Jika diamati dengan jujur, barangkali hanya orang-orang Bali yang memperingati hari kelahiran yang memang benar-benar hari kelahirannya. Peringatan Hari Ulang Tahun, Hari Kelahiran, “Birthday celebrations” yang kita lihat selama ini, ternyata sesungguhnya mereka tidak memperingati hari kelahiran melainkan tanggal kelahiran. Sekali lagi bukan hari kelahiran, tetapi tanggal kelahiran yang mereka peringati. Seharusnya mereka menyebut “Happy Birthdate” dan bukan Happy Birthday (selamat Tanggal Lahir dan bukan selamat Hari Lahir).
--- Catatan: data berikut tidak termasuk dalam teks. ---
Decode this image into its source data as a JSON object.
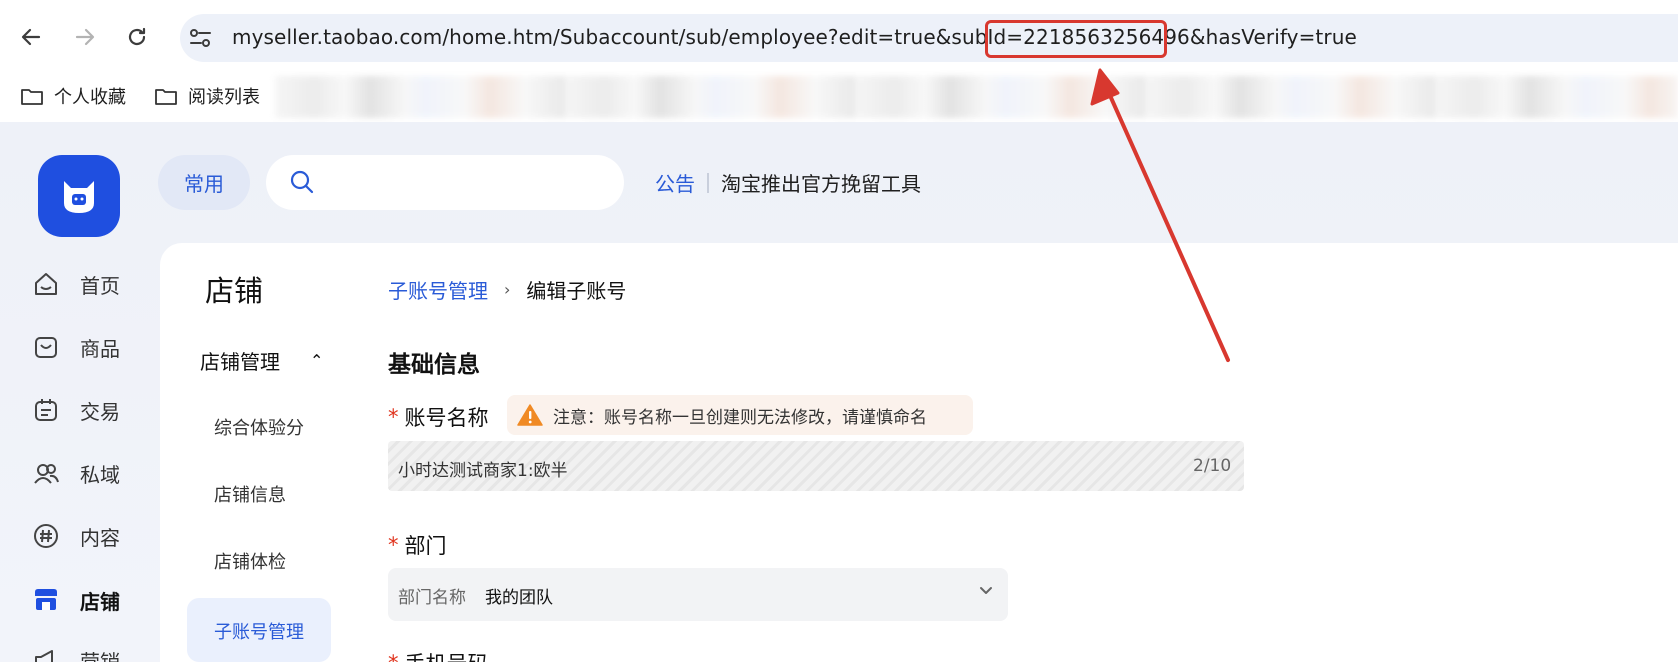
{
  "browser": {
    "url": "myseller.taobao.com/home.htm/Subaccount/sub/employee?edit=true&subId=2218563256496&hasVerify=true",
    "bookmarks": [
      "个人收藏",
      "阅读列表"
    ]
  },
  "header": {
    "frequent_label": "常用",
    "search_placeholder": "",
    "notice_label": "公告",
    "notice_text": "淘宝推出官方挽留工具"
  },
  "left_nav": {
    "items": [
      {
        "label": "首页"
      },
      {
        "label": "商品"
      },
      {
        "label": "交易"
      },
      {
        "label": "私域"
      },
      {
        "label": "内容"
      },
      {
        "label": "店铺"
      },
      {
        "label": "营销"
      }
    ]
  },
  "sub_nav": {
    "section_title": "店铺",
    "group_label": "店铺管理",
    "items": [
      "综合体验分",
      "店铺信息",
      "店铺体检",
      "子账号管理"
    ]
  },
  "breadcrumb": {
    "parent": "子账号管理",
    "current": "编辑子账号"
  },
  "form": {
    "heading": "基础信息",
    "account_name_label": "账号名称",
    "warning_text": "注意：账号名称一旦创建则无法修改，请谨慎命名",
    "account_name_value": "小时达测试商家1:欧半",
    "account_name_count": "2/10",
    "department_label": "部门",
    "department_key": "部门名称",
    "department_value": "我的团队",
    "phone_label": "手机号码"
  },
  "colors": {
    "brand_blue": "#1f4fe0",
    "link_blue": "#2a5bd7",
    "annotation_red": "#d8382f",
    "warning_orange": "#f08a24"
  }
}
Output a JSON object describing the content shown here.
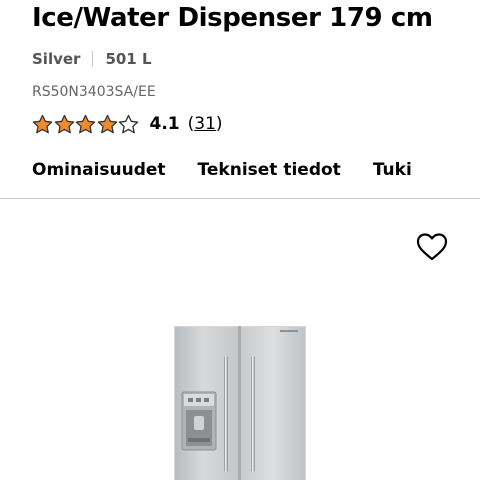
{
  "product": {
    "title": "Ice/Water Dispenser 179 cm",
    "color": "Silver",
    "capacity": "501 L",
    "model": "RS50N3403SA/EE",
    "rating": {
      "value": "4.1",
      "stars_out_of_5": 4.1,
      "open_paren": "(",
      "count": "31",
      "close_paren": ")"
    }
  },
  "tabs": [
    {
      "label": "Ominaisuudet"
    },
    {
      "label": "Tekniset tiedot"
    },
    {
      "label": "Tuki"
    }
  ],
  "icons": {
    "star": "star-icon",
    "wishlist": "heart-outline-icon"
  },
  "colors": {
    "star_fill": "#f08a2c",
    "text": "#000000",
    "muted": "#555555",
    "divider": "#cccccc"
  }
}
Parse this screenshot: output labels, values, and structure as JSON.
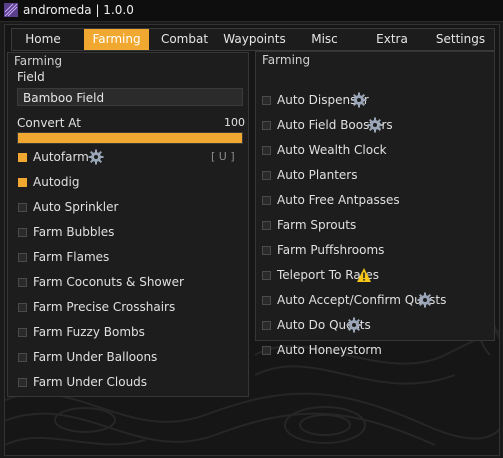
{
  "window": {
    "title": "andromeda | 1.0.0"
  },
  "tabs": [
    "Home",
    "Farming",
    "Combat",
    "Waypoints",
    "Misc",
    "Extra",
    "Settings"
  ],
  "active_tab": "Farming",
  "left_panel": {
    "title": "Farming",
    "field_label": "Field",
    "field_value": "Bamboo Field",
    "slider_label": "Convert At",
    "slider_value": "100",
    "slider_fraction": 1.0,
    "autofarm_keybind": "[ U ]",
    "items": [
      {
        "label": "Autofarm",
        "checked": true
      },
      {
        "label": "Autodig",
        "checked": true
      },
      {
        "label": "Auto Sprinkler",
        "checked": false
      },
      {
        "label": "Farm Bubbles",
        "checked": false
      },
      {
        "label": "Farm Flames",
        "checked": false
      },
      {
        "label": "Farm Coconuts & Shower",
        "checked": false
      },
      {
        "label": "Farm Precise Crosshairs",
        "checked": false
      },
      {
        "label": "Farm Fuzzy Bombs",
        "checked": false
      },
      {
        "label": "Farm Under Balloons",
        "checked": false
      },
      {
        "label": "Farm Under Clouds",
        "checked": false
      }
    ]
  },
  "right_panel": {
    "title": "Farming",
    "items": [
      {
        "label": "Auto Dispenser",
        "checked": false,
        "icon": "gear-icon"
      },
      {
        "label": "Auto Field Boosters",
        "checked": false,
        "icon": "gear-icon"
      },
      {
        "label": "Auto Wealth Clock",
        "checked": false,
        "icon": ""
      },
      {
        "label": "Auto Planters",
        "checked": false,
        "icon": ""
      },
      {
        "label": "Auto Free Antpasses",
        "checked": false,
        "icon": ""
      },
      {
        "label": "Farm Sprouts",
        "checked": false,
        "icon": ""
      },
      {
        "label": "Farm Puffshrooms",
        "checked": false,
        "icon": ""
      },
      {
        "label": "Teleport To Rares",
        "checked": false,
        "icon": "warning-icon"
      },
      {
        "label": "Auto Accept/Confirm Quests",
        "checked": false,
        "icon": "gear-icon"
      },
      {
        "label": "Auto Do Quests",
        "checked": false,
        "icon": "gear-icon"
      },
      {
        "label": "Auto Honeystorm",
        "checked": false,
        "icon": ""
      }
    ]
  },
  "colors": {
    "accent": "#f0a830",
    "background": "#161616",
    "panel": "#1d1d1d"
  }
}
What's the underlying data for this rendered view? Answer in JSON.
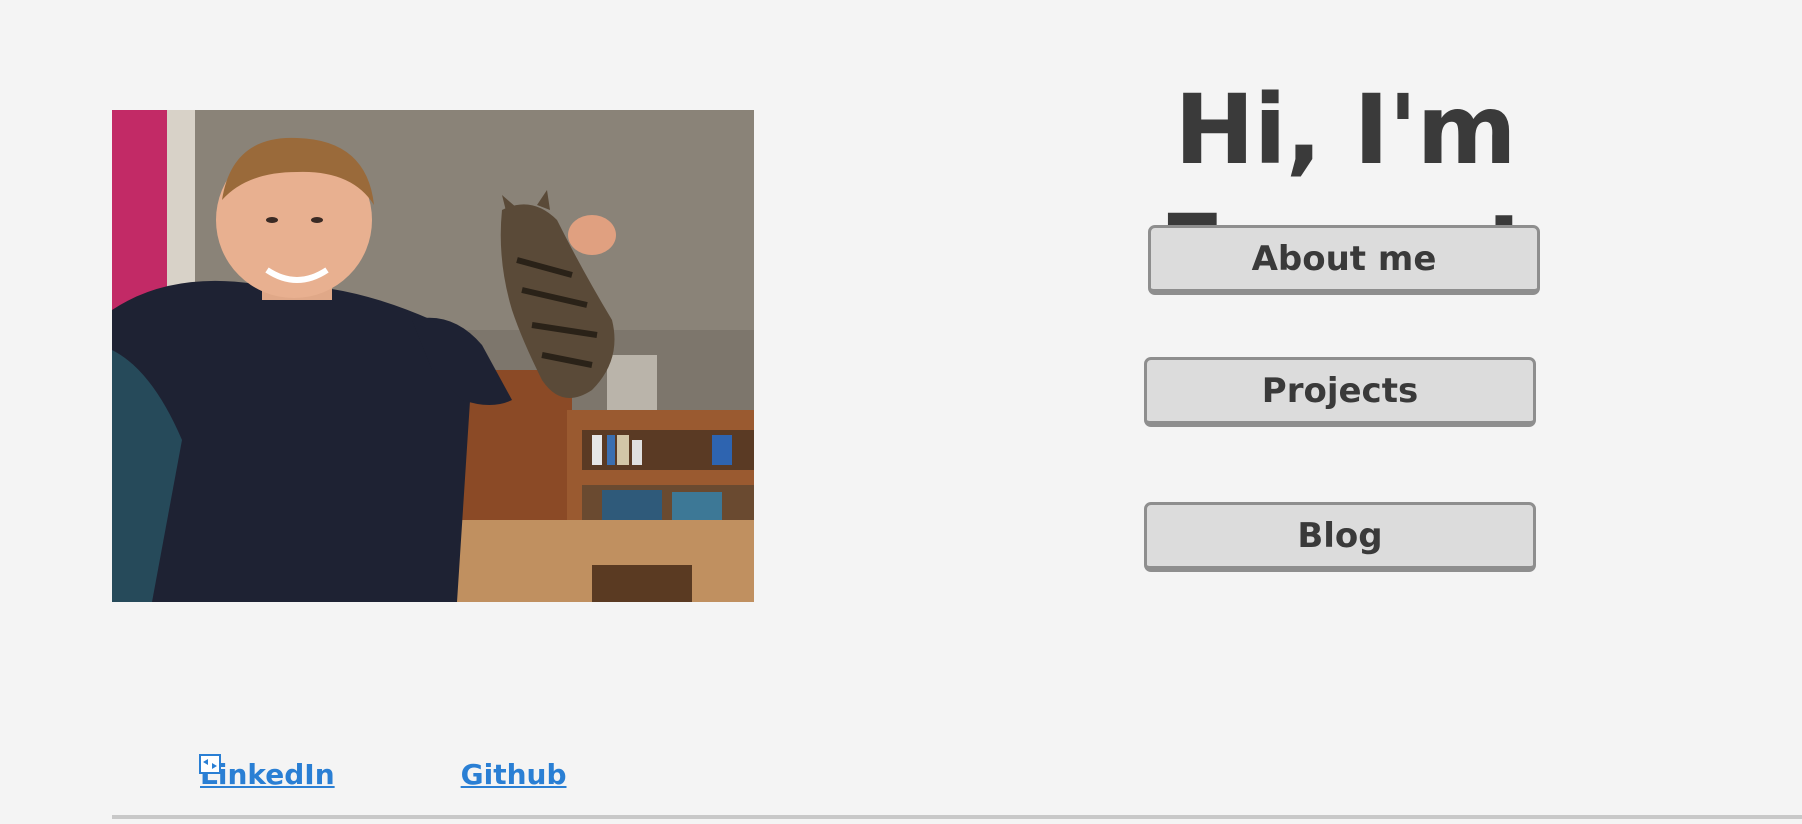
{
  "photo": {
    "alt": "Emmet holding a cat"
  },
  "heading": {
    "title": "Hi, I'm Emmet"
  },
  "nav": {
    "about_label": "About me",
    "projects_label": "Projects",
    "blog_label": "Blog"
  },
  "footer": {
    "linkedin_label": "LinkedIn",
    "github_label": "Github"
  },
  "colors": {
    "background": "#f4f4f4",
    "text": "#3a3a3a",
    "button_fill": "#dcdcdc",
    "button_border": "#8e8e8e",
    "link": "#2a7fd4"
  },
  "icons": {
    "linkedin_icon": "broken-image-icon"
  }
}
Di Bali, umat Hindu merayakan hari lahir dan bukan tanggal lahir. Pawetonan atau Otonan diperingati dengan mengikuti Pawukon Bali, misalnya orang lahir pada hari Senin (Soma) dan pancawaranya Wage, maka mereka akan memperingati hari kelahirannya selalu pada hari Soma (Senin) yang bertemu dengan Wage dan Wukunya. Setiap Soma Wage mereka akan selalu memperingati hari kelahirannya. Tidak pasti Soma Wage itu jatuhnya selalu pada tanggal yang sama, karena orang Bali tidak memperingati tanggal lahir, melainkan hari lahir yang jatuhnya 6 bulan sekali. Biasanya, sarana peringatannya menggunakan sarana upakara kecil atau besar, semua itu disesuaikan dengan keinginan dan kemampuan dari yang merayakannya. Adapun jenis sarana upakara yang umum dipergunakan antara lain Banten Bayuhan Durmanggala atau disebut Biyakaon, Sayut Prascita, Sayut Pengambyan, dan Sodan Tataban. Tambahan Banten Sambutan bagi anak-anak yang belum “tanggal gigi”, yaitu Banten Jejanganan, Banten Pekakulan, Banten Gundulan Alit. Tentu saja kita mengenal tingkatan persembahan Banten yang Kanistha (paling sederhana), Madhyama (menengah), dan Uttama (yang peling lengkap). Waktu upacara Otonan dimulai atau dilaksanakan mulai bayi berusia 210 hari. Itulah hari yang sama seperti saat lahimya si bayi (Pancawara, Saptawara, dan Wuku yang sama). Selanjutnya dilaksanakan setiap 210 hari atau 6 bulan sekali. Tentu saja semakin dewasa, semakin sederhana Bantennya, selain setiap daerah juga agak berbeda Banten dan upacaranya. Tempat seluruh rangkaian upacara ini biasanya dilaksanakan di rumah dan pelaksana upacara dipimpin oleh Pandita/Pinandita, atau oleh keluarga tertua (biasanya nenek atau ibu sendiri).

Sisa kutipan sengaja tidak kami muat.